Close enough, the voice in her head whispered. Given time, I can make sure you can talk to them. For now, eat the food he’s made for you.
She sat up slowly and held out her hand to show that she carried no weapons. None other than her claws, in any case.
The creature said something else, and pointed to the large fired-clay cook pot that hung over the little fire. Danya reached forward slowly and took it, carefully trying to look as unthreatening as possible.
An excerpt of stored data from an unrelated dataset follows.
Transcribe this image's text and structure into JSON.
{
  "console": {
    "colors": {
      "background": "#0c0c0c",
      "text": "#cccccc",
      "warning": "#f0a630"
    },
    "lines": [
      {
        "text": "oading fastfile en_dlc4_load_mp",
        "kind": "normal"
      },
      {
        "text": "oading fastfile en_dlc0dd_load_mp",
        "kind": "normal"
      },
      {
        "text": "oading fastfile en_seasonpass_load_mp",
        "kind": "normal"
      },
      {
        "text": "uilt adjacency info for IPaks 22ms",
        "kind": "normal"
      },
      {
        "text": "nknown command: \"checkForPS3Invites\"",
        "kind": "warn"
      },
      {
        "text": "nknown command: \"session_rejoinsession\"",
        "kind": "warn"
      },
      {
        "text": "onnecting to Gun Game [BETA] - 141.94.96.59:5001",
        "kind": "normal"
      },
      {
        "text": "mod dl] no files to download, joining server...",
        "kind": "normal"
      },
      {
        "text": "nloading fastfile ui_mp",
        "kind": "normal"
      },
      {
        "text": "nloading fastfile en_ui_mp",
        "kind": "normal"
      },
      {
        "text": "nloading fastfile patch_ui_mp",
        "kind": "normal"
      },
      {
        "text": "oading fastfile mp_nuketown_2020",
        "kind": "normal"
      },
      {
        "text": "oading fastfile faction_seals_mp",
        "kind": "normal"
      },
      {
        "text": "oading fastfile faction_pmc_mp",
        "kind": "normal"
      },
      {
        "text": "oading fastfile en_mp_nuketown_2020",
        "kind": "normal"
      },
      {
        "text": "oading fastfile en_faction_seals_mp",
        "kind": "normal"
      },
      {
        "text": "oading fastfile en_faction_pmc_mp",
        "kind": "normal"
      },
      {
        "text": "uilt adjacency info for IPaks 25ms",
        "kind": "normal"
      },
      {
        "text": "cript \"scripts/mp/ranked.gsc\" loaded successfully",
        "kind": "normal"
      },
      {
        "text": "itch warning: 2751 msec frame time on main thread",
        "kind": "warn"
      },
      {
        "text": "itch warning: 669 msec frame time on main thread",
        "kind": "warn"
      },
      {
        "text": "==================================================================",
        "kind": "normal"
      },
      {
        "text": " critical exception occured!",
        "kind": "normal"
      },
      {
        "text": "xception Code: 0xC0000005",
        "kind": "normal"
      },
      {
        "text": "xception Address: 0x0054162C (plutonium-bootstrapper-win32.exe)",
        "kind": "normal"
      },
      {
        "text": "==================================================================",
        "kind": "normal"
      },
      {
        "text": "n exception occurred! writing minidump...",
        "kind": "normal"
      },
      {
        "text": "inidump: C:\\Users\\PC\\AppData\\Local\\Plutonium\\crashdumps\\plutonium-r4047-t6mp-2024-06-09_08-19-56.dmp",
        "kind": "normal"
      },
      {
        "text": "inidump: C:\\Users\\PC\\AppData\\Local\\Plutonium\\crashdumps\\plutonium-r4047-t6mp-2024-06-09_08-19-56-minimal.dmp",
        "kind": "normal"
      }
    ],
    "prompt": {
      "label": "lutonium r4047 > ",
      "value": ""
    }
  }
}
He’d cooked some form of stew. She said, “Is this for me?” She didn’t understand his reply, and she couldn’t read the expression on his fur-covered face, but his tone furthered her belief that he meant her only good.
She reached into the pot and speared a cube of meat on her claw. She knew she didn’t dare eat too much or too quickly, but aside from the few hares and snow-pigeons she’d managed to catch and eat raw, she had not had food since her last meal, the night before she became a sacrifice. She ate the meat cube, wishing she could lower her muzzle straight into the pot to lap out the contents in a few quick gulps. She didn’t want to be sick, though. So she forced herself to take dainty little bites, and to hand the pot back to her host even before it was empty, because she could feel uncomfortable pressure in her stomach.
The two of them sat looking at each other across the fire. She recalled the others that she’d seen in the house before, but she could not hear them or smell them or get any sense that they were still present.
He made his family leave. They went to one of the other homes in the village until he could be sure that you weren’t dangerous.
Danya considered that for a moment. Why didn’t he just kill me when I fell into his house? Why take any chance on me at all?